Get A Testing Quote

Aureobasidium pullulans


A. pullulans is a black-yeast-like mold that can express many varying morphologies based on growth conditions. Prior to the formation of spores, the mold appears smooth and yellowish, creamy, or light pink. Asexual, melanated spores are eventually formed which gives it a characteristic black color. This fungus is oligotrophic, which means it can survive in environments with little water or nutrients and is ubiquitous in many different environments.


A. pullulans is primarily considered a plant pathogen that causes decay in various fruits and softening of plant tissues.

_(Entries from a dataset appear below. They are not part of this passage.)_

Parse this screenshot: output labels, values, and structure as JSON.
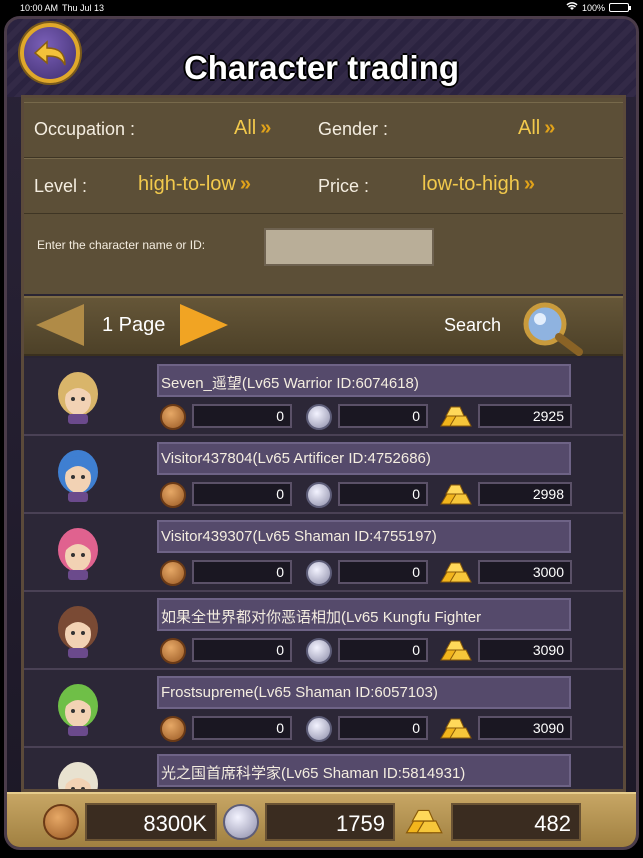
{
  "status": {
    "time": "10:00 AM",
    "date": "Thu Jul 13",
    "battery": "100%",
    "battery_level": 1.0
  },
  "header": {
    "title": "Character trading",
    "back_icon": "back-arrow-icon"
  },
  "filters": {
    "occupation_label": "Occupation :",
    "occupation_value": "All",
    "gender_label": "Gender :",
    "gender_value": "All",
    "level_label": "Level :",
    "level_value": "high-to-low",
    "price_label": "Price :",
    "price_value": "low-to-high",
    "search_prompt": "Enter the character name or ID:",
    "search_value": "",
    "chevron": "»"
  },
  "pager": {
    "page_label": "1 Page",
    "search_label": "Search"
  },
  "rows": [
    {
      "name": "Seven_遥望(Lv65 Warrior ID:6074618)",
      "bronze": "0",
      "silver": "0",
      "gold": "2925",
      "hair": "#d9b56a"
    },
    {
      "name": "Visitor437804(Lv65 Artificer ID:4752686)",
      "bronze": "0",
      "silver": "0",
      "gold": "2998",
      "hair": "#3f7fd1"
    },
    {
      "name": "Visitor439307(Lv65 Shaman ID:4755197)",
      "bronze": "0",
      "silver": "0",
      "gold": "3000",
      "hair": "#e0628f"
    },
    {
      "name": "如果全世界都对你恶语相加(Lv65 Kungfu Fighter",
      "bronze": "0",
      "silver": "0",
      "gold": "3090",
      "hair": "#7a4a34"
    },
    {
      "name": "Frostsupreme(Lv65 Shaman ID:6057103)",
      "bronze": "0",
      "silver": "0",
      "gold": "3090",
      "hair": "#6fbf47"
    },
    {
      "name": "光之国首席科学家(Lv65 Shaman ID:5814931)",
      "bronze": "",
      "silver": "",
      "gold": "",
      "hair": "#e8e2d0"
    }
  ],
  "wallet": {
    "bronze": "8300K",
    "silver": "1759",
    "gold": "482"
  }
}
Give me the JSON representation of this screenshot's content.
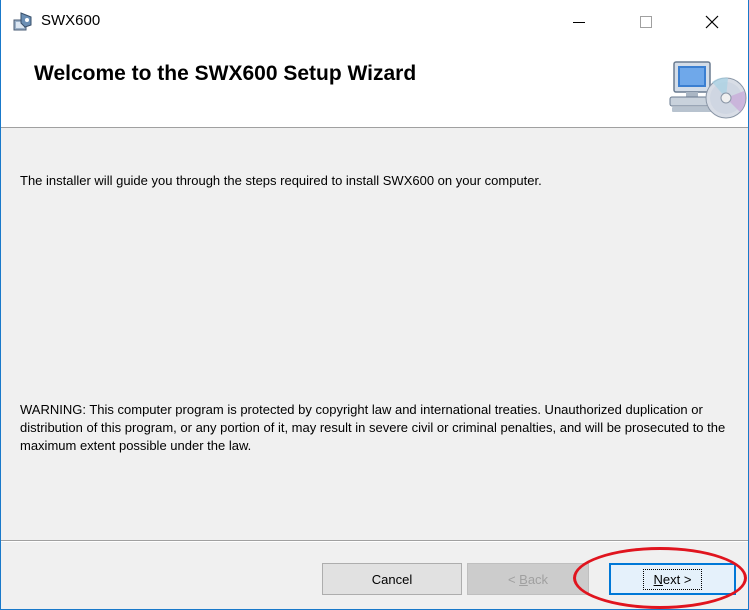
{
  "window": {
    "title": "SWX600",
    "minimize_glyph": "—",
    "maximize_glyph": "☐",
    "close_glyph": "✕"
  },
  "header": {
    "title": "Welcome to the SWX600 Setup Wizard",
    "graphic_icon": "computer-cd-icon"
  },
  "content": {
    "intro": "The installer will guide you through the steps required to install SWX600 on your computer.",
    "warning": "WARNING: This computer program is protected by copyright law and international treaties. Unauthorized duplication or distribution of this program, or any portion of it, may result in severe civil or criminal penalties, and will be prosecuted to the maximum extent possible under the law."
  },
  "buttons": {
    "cancel": "Cancel",
    "back_mnemonic": "B",
    "back_rest": "ack",
    "back_prefix": "< ",
    "next_mnemonic": "N",
    "next_rest": "ext >"
  },
  "colors": {
    "accent": "#0078d7",
    "highlight": "#e0141e",
    "window_border": "#1979ca"
  }
}
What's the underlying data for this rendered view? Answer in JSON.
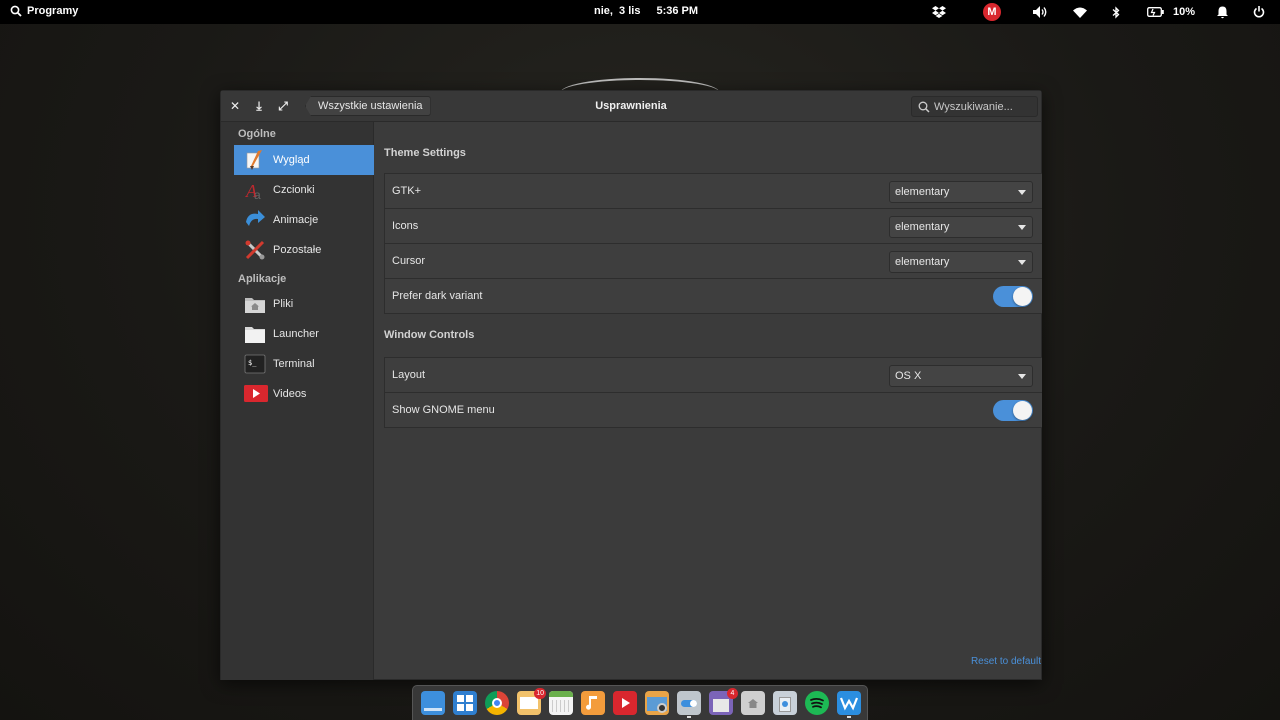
{
  "panel": {
    "applications_label": "Programy",
    "date": "nie,  3 lis",
    "time": "5:36 PM",
    "battery": "10%",
    "mega_label": "M"
  },
  "window": {
    "title": "Usprawnienia",
    "back_label": "Wszystkie ustawienia",
    "search_placeholder": "Wyszukiwanie...",
    "close_glyph": "✕",
    "download_glyph": "⤓",
    "maximize_glyph": "⤢"
  },
  "sidebar": {
    "header_general": "Ogólne",
    "header_apps": "Aplikacje",
    "general_items": [
      {
        "label": "Wygląd",
        "icon": "appearance-icon",
        "active": true
      },
      {
        "label": "Czcionki",
        "icon": "fonts-icon"
      },
      {
        "label": "Animacje",
        "icon": "animations-icon"
      },
      {
        "label": "Pozostałe",
        "icon": "misc-icon"
      }
    ],
    "app_items": [
      {
        "label": "Pliki",
        "icon": "files-icon"
      },
      {
        "label": "Launcher",
        "icon": "launcher-icon"
      },
      {
        "label": "Terminal",
        "icon": "terminal-icon"
      },
      {
        "label": "Videos",
        "icon": "videos-icon"
      }
    ]
  },
  "content": {
    "theme_section": "Theme Settings",
    "theme_rows": [
      {
        "label": "GTK+",
        "value": "elementary"
      },
      {
        "label": "Icons",
        "value": "elementary"
      },
      {
        "label": "Cursor",
        "value": "elementary"
      },
      {
        "label": "Prefer dark variant",
        "toggle": true
      }
    ],
    "window_section": "Window Controls",
    "window_rows": [
      {
        "label": "Layout",
        "value": "OS X"
      },
      {
        "label": "Show GNOME menu",
        "toggle": true
      }
    ],
    "reset_label": "Reset to default"
  },
  "dock": {
    "badge_mail": "10",
    "badge_store": "4",
    "items": [
      "multitasking-icon",
      "workspaces-icon",
      "chrome-icon",
      "mail-icon",
      "calendar-icon",
      "music-icon",
      "videos-icon",
      "photos-icon",
      "settings-icon",
      "appcenter-icon",
      "files-icon",
      "trash-icon",
      "spotify-icon",
      "wps-writer-icon"
    ]
  },
  "colors": {
    "accent": "#4a90d9",
    "badge": "#d9272e"
  }
}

It has been linked to some infections in humans, primarily found in hospital settings, and can range from cutaneous infections to eye infections.

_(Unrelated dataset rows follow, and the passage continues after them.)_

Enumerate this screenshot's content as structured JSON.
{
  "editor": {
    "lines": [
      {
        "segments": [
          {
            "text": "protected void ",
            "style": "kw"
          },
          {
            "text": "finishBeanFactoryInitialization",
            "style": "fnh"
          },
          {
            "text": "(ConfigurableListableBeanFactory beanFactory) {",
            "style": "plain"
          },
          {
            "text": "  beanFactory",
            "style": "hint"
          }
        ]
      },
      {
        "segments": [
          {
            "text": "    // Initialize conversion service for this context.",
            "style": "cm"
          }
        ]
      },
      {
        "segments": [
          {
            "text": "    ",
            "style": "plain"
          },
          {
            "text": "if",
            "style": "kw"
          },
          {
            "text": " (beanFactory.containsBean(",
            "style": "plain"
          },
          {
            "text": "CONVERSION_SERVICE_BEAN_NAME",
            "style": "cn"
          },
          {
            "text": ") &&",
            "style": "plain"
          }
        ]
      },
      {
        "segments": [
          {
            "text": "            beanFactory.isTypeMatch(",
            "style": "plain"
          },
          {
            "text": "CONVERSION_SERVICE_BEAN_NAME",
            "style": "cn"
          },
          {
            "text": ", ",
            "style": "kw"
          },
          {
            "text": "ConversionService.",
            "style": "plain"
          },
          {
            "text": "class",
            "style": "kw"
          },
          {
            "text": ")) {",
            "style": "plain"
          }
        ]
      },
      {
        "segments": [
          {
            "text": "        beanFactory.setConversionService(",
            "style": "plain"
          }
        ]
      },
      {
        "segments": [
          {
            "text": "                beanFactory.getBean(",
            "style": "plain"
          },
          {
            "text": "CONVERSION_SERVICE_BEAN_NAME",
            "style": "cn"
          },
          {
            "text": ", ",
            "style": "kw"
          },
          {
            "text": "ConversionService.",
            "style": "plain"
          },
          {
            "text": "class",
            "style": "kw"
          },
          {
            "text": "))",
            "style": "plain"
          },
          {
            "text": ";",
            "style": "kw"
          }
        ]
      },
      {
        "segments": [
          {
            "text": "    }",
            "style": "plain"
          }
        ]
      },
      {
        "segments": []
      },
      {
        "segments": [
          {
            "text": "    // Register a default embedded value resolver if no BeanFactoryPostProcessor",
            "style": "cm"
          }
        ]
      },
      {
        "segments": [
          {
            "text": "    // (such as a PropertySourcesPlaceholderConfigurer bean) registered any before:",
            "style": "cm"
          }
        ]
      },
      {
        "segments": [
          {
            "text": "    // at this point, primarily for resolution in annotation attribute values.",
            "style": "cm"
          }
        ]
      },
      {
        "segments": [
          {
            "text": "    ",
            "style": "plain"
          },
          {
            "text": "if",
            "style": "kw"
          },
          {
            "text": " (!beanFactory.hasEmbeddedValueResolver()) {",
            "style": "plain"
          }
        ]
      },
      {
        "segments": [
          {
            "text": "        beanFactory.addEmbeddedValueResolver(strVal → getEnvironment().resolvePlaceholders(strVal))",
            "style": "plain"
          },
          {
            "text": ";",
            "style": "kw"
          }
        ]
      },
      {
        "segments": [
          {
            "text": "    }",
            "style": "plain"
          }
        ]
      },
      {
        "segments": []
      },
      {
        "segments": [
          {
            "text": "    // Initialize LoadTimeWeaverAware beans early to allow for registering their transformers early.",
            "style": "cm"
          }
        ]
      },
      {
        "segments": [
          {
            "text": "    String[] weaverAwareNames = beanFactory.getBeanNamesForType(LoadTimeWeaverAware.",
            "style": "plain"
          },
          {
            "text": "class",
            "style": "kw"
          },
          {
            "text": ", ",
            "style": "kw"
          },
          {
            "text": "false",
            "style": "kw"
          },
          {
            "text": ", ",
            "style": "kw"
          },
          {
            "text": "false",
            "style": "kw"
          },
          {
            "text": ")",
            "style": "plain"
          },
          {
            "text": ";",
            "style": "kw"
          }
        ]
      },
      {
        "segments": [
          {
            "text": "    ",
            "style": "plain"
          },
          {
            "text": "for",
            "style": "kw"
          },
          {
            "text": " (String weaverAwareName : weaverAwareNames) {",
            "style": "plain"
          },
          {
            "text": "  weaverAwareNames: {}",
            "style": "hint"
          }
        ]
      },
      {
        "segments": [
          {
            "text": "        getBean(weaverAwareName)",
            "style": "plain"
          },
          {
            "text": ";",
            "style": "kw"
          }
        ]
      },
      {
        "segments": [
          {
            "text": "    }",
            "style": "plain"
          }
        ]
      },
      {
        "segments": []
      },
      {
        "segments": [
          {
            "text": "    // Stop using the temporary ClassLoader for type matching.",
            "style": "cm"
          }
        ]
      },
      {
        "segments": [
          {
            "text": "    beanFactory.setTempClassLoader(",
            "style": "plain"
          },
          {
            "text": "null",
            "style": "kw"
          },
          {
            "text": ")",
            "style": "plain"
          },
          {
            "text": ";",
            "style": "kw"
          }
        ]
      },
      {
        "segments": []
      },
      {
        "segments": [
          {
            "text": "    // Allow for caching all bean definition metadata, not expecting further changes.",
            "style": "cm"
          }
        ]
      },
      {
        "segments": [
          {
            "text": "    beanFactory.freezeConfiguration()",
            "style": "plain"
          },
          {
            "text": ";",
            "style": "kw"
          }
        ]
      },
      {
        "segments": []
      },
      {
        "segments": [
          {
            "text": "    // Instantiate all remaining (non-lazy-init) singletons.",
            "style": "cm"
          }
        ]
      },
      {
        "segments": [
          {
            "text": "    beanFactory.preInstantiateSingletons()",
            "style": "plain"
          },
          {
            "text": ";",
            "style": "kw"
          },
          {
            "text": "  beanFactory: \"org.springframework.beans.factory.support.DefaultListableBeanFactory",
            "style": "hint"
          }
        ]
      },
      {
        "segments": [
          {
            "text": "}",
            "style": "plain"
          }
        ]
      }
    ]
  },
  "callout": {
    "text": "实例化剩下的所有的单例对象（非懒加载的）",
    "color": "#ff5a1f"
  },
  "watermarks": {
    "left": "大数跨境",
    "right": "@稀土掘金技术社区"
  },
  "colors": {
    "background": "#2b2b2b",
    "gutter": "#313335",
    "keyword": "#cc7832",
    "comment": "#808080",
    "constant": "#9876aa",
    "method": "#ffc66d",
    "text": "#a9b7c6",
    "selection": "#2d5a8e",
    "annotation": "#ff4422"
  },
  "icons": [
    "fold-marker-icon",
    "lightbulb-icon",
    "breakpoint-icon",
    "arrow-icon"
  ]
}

A. pullulans is commonly associated with infection of damaged plant tissue and is seeing increased application in biotechnology.


A. pullulans has shown to be effective at inhibiting the growth of other fungal plant pathogens via metabolic production of antifungal compounds. A. pullulans also produces pullulan, a polysaccharide that is edible and biodegradable, which can be used to produce medicine and skin cosmetics.


Zalar, P., Gostinčar, C., De Hoog, G. S., Uršič, V., Sudhadham, M., & Gunde-Cimerman, N. (2008). Redefinition of Aureobasidium pullulans and its varieties. Studies in mycology, 61, 21-38.

Deshpande, M. S., Rale, V. B., & Lynch, J. M. (1992). Aureobasidium pullulans in applied microbiology: a status report. Enzyme and Microbial Technology, 14(7), 514-527.

Cooke, W. B. (1959). An ecological life history of Aureobasidium pullulans (de Bary) Arnaud. Mycopathologia et Mycologia Applicata, 12(1), 1-45.

Prasongsuk, S., Lotrakul, P., Ali, I., Bankeeree, W., & Punnapayak, H. (2018). The current status of Aureobasidium pullulans in biotechnology. Folia microbiologica, 63(2), 129-140.

Bolignano, G., & Criseo, G. (2003). Disseminated nosocomial fungal infection by Aureobasidium pullulans var. melanigenum: a case report. Journal of Clinical Microbiology, 41(9), 4483-4485.

Wang, M., Danesi, P., James, T. Y., Al‐Hatmi, A. M., Najafzadeh, M. J., Dolatabadi, S., … & de Hoog, S. (2019). Comparative pathogenicity of opportunistic black yeasts in Aureobasidium. Mycoses, 62(9), 803-811.